La question est de savoir si l'Europe est capable d'une telle réactivité industrielle (7) : à première vue, oui : la France a une industrie d'armement qui en fait le deuxième "marchand de canons" au monde, derrière les Etats-Unis et devant la Russie. Si, comme le fait la Russie en ce moment, elle recentre sa production sur ses propres besoins et sur l'aide à l'Ukraine, elle peut assurer une part importante dans la défense de l'Europe. Mais ses performances reposent sur quelques produits "phares", tels que le Rafale ou les canons César, La production française exclut les drones et le projet de drones européens ne verra pas le jour avant 2030. Il en est de même pour les projets franco-allemands de char et d'avion, qui ne se concrétiseront qu'entre 2040 et 2045, avec le risque, exprimé par un dirigeant de Dassault "que le produit devienne obsolète au moment où il devient disponible. La révolution industrielle de ce siècle, c'est l'agilité". Agilité dont semble singulièrement manquer notre industrie de l'armement !

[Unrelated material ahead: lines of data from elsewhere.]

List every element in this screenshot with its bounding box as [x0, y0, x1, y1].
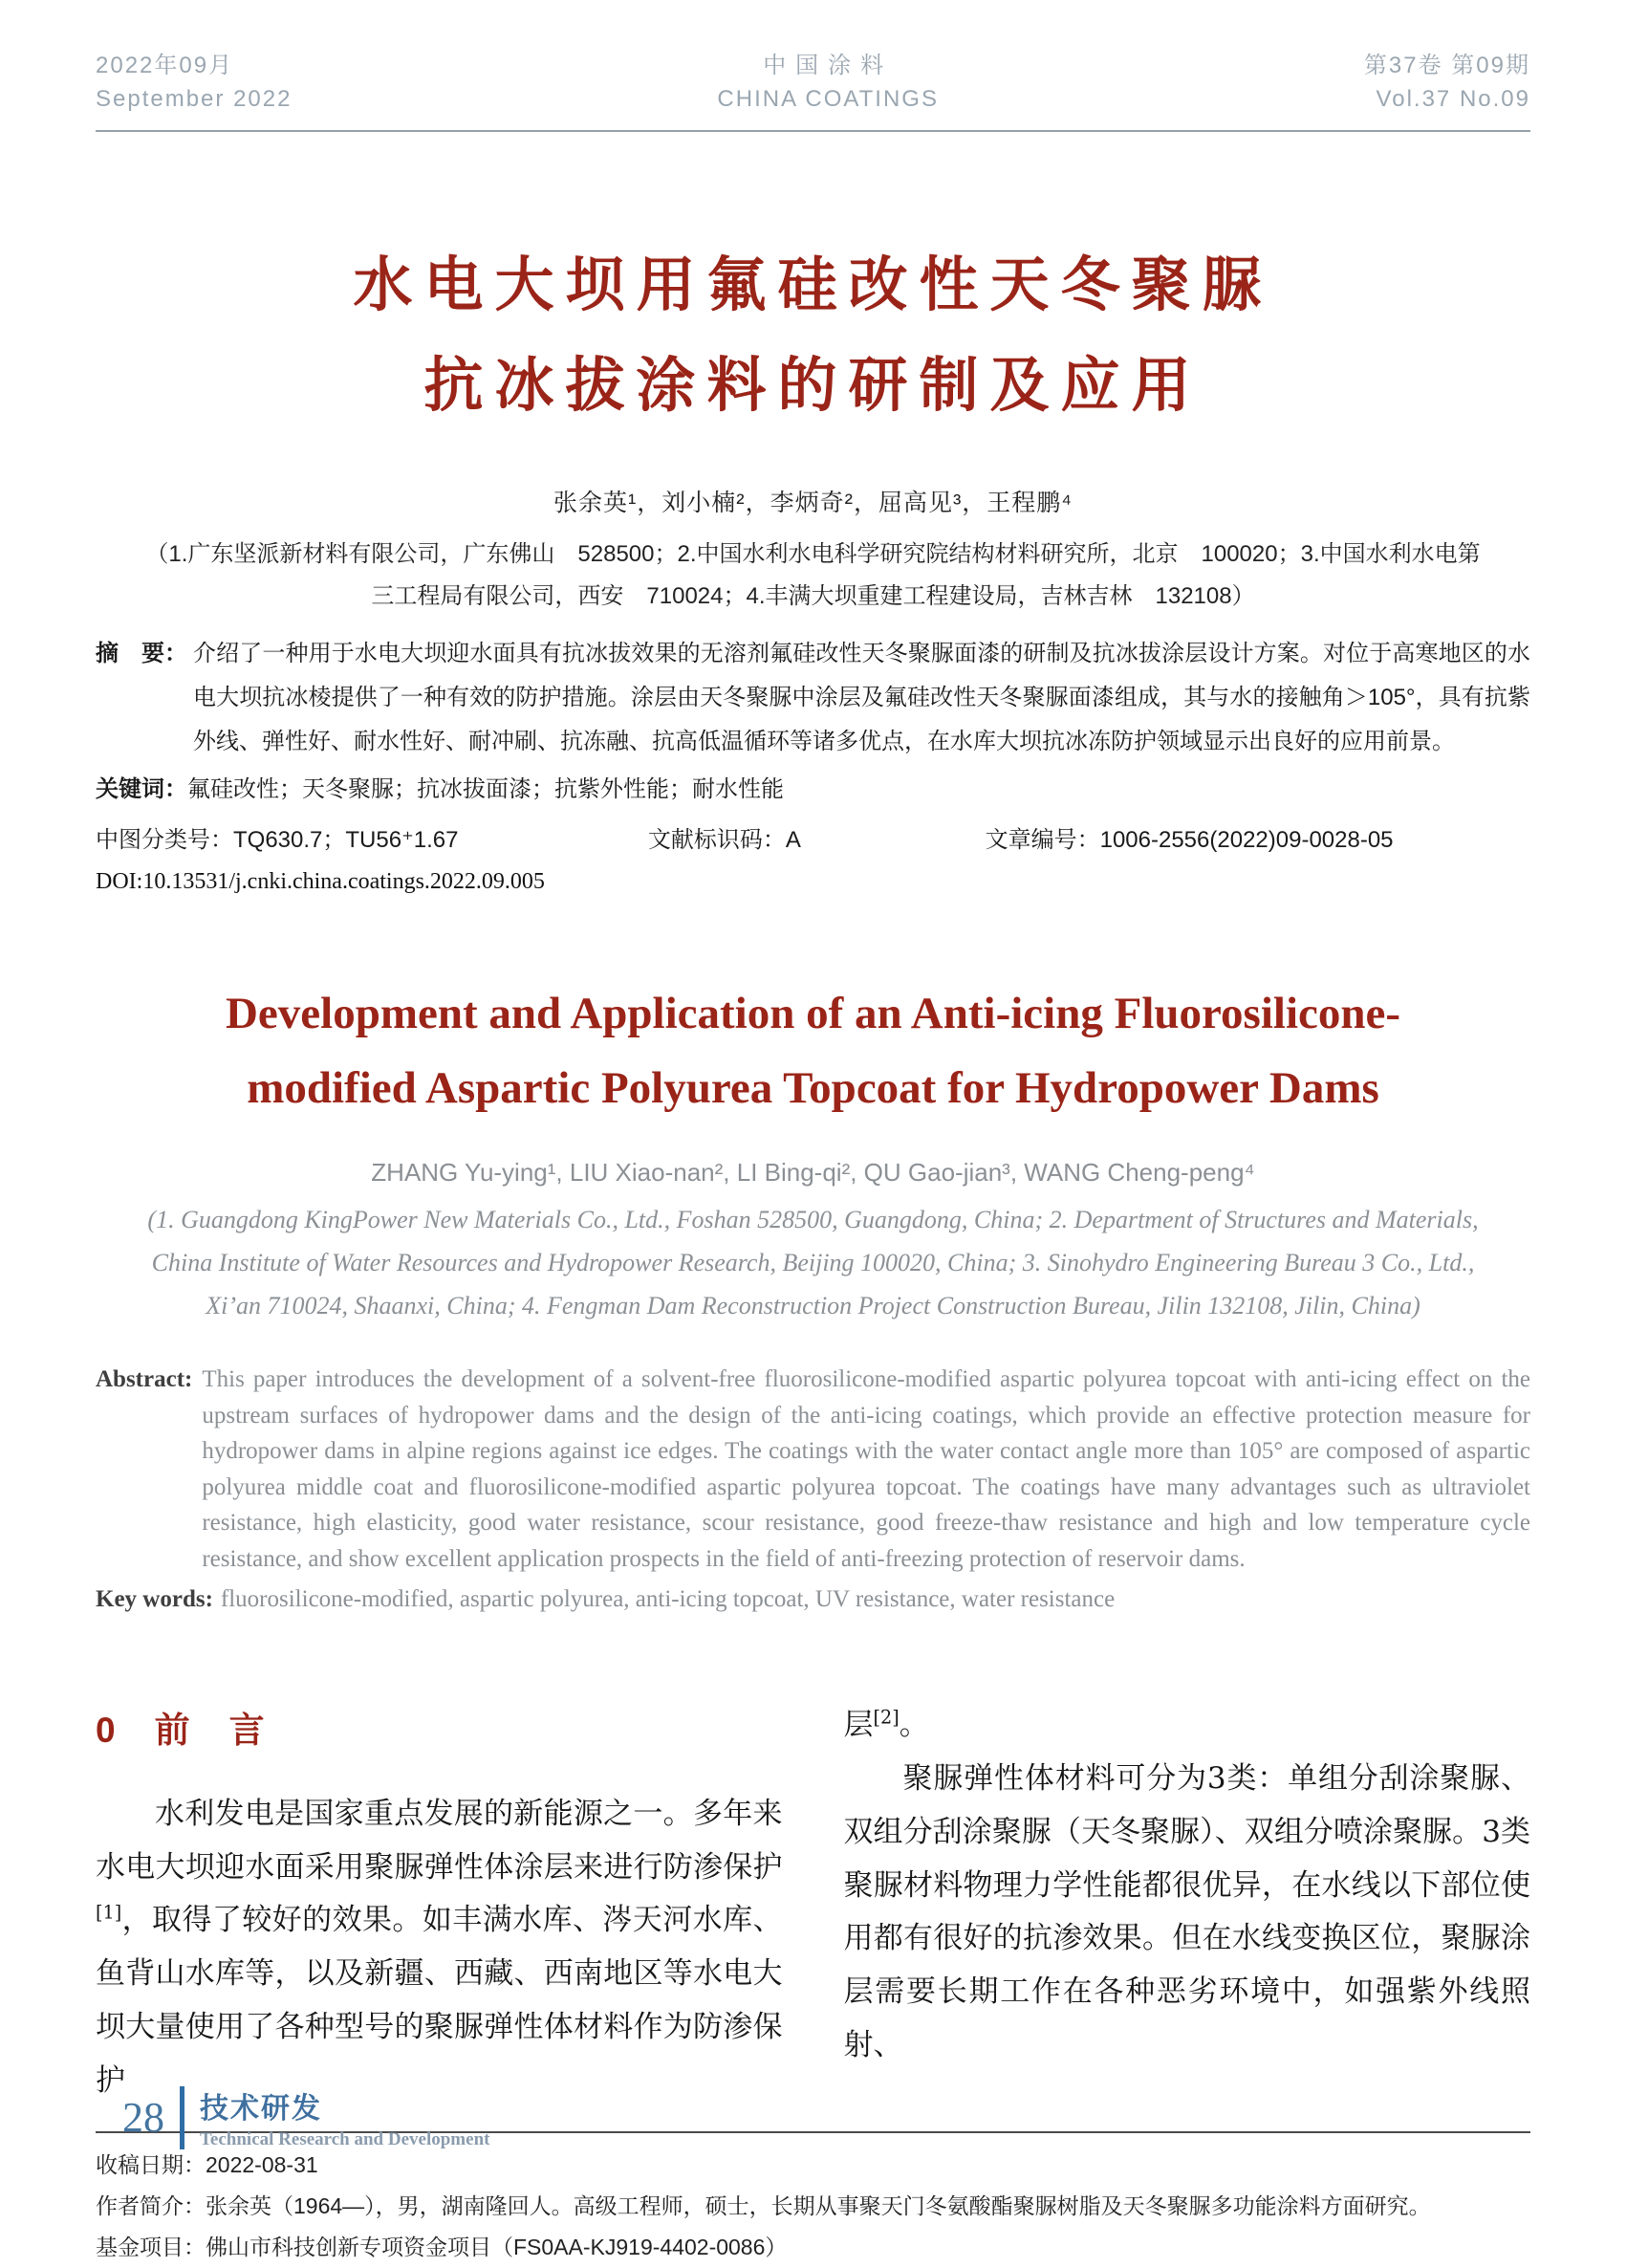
- keywords-zh-label: 关键词：: [96, 775, 187, 802]
- author-bio-text: 张余英（1964—），男，湖南隆回人。高级工程师，硕士，长期从事聚天门冬氨酸酯聚脲树脂及天冬聚脲多功能涂料方面研究。: [206, 2192, 1431, 2218]
- volume-issue-zh: 第37卷 第09期: [1363, 53, 1530, 78]
- received-date-value: 2022-08-31: [206, 2151, 318, 2177]
- journal-name-en: CHINA COATINGS: [717, 85, 939, 112]
- column-left: [96, 1699, 783, 2107]
- abstract-zh-text: 介绍了一种用于水电大坝迎水面具有抗冰拔效果的无溶剂氟硅改性天冬聚脲面漆的研制及抗冰拔涂层设计方案。对位于高寒地区的水电大坝抗冰棱提供了一种有效的防护措施。涂层由天冬聚脲中涂层及氟硅改性天冬聚脲面漆组成，其与水的接触角＞105°，具有抗紫外线、弹性好、耐水性好、耐冲刷、抗冻融、抗高低温循环等诸多优点，在水库大坝抗冰冻防护领域显示出良好的应用前景。: [193, 640, 1530, 754]
- footer-section: [200, 2084, 489, 2150]
- keywords-zh-text: 氟硅改性；天冬聚脲；抗冰拔面漆；抗紫外性能；耐水性能: [187, 775, 784, 802]
- body-columns: [96, 1699, 1530, 2107]
- received-date: [96, 2145, 1530, 2186]
- paragraph-intro-left: [96, 1788, 783, 2108]
- header-issue-date: [96, 50, 292, 117]
- affiliations-zh-line1: （1.广东坚派新材料有限公司，广东佛山 528500；2.中国水利水电科学研究院结构材料研究所，北京 100020；3.中国水利水电第: [145, 541, 1481, 568]
- article-title-en-line1: Development and Application of an Anti-icing Fluorosilicone-: [225, 988, 1401, 1038]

Dans le titre parodique du Point - industrie européenne : combien de divisions ? -, le mot "divisions" est à prendre dans un sens différent que dans la réplique de Staline qui visait le Vatican : La faiblesse vient aussi du multipluralisme de l'Europe en matière de défense militaire : dès les années 50, la proposition d'une communauté européenne de défense est refusée par le parlement français, provoquant la chute de Pierre Mendès-France. Au milieu des années 2000, un projet franco-britannique de construction de trois porte-avions est finalement abandonné pour cause de mésentente entre les partenaires. Plus récemment, un projet de rachat d'une entreprise italienne par le français Safran (équipements pour avions de chasse et hélicoptères) capote à cause du véto de l'Italie au nom de la "souveraineté nationale". Ces épisodes montre que les enjeux ne sont pas bien compris en Europe : il devient urgent de construire une défense européenne coordonnée et digne de ce nom. Et plutôt que de créer des synergies pour une défense commune de l'Europe, chaque pays joue sa partition, ce qui se traduit par une hétérogénéité de l'armement, synonyme de casse-tête pour les états-majors,

Les charges financières inhérentes au réarmement de l'Europe s'inscrivent aussi dans un contexte de marasme financier et économique : l'Allemagne est en pleine récession. la France ne maîtrise plus sa dette et les pouvoirs publics, paniqués à la perpective d'une sanction par les agences de notation, envisagent 10 milliards d'euros d'économie cette année et 20 milliards l'année prochaine. A faire, comme de bien entendu, sur les dépenses sociales et en acceptant de paupériser encore un peu plus les plus fragiles. Et ici, Christophe Ruffin met en garde (3) : "les trois milliards d'aide militaire promis cette année à l'Ukraine sont acceptables s'il existe une justice fiscale, si les profiteurs de guerre mettent la main à la poche. Sinon, ça ne passera pas". Cela est possible : dans son ouvrage Capitalisme et idéologie, Thomas Piketty rapporte que les taux marginaux d'imposition de l'après-guerre se sont élevés à 90% aux Etats-Unis et à 60% dans certains pays d'Europe. Et si, pour changer, l'argent prélevé chez les riches servait à empêcher une guerre plutôt qu'à réparer les destructions de la précédente, ne serait-ce pas mieux pour tout le monde ?

(1) L'Europe bientôt seule face à Vladimir Poutine ? Le point , 4 Janvier 2024.
(2) La référence à Munich, argument politique aux limites historiques Le  Monde, 14 Mars 2024. 
(3) Sur l'Ukraine, Macron malmène l'unité de la nation. Le Monde, 17-18 Mars 2024
(4) Rétablissons le service militaire en Allemagne. Der Spiegel. Cité par Courrier International n° 1738, 22-28 février 2024.
(5) A Munich, la fin de l'euphorie, cité par Courrier International n° 1738, 22-28 février 2024.
(6) "Yes, we can" Le point, 14 mars 2024.
(7) Industrie Européenne : combien de divisions ? Le point, 14 mars 2024.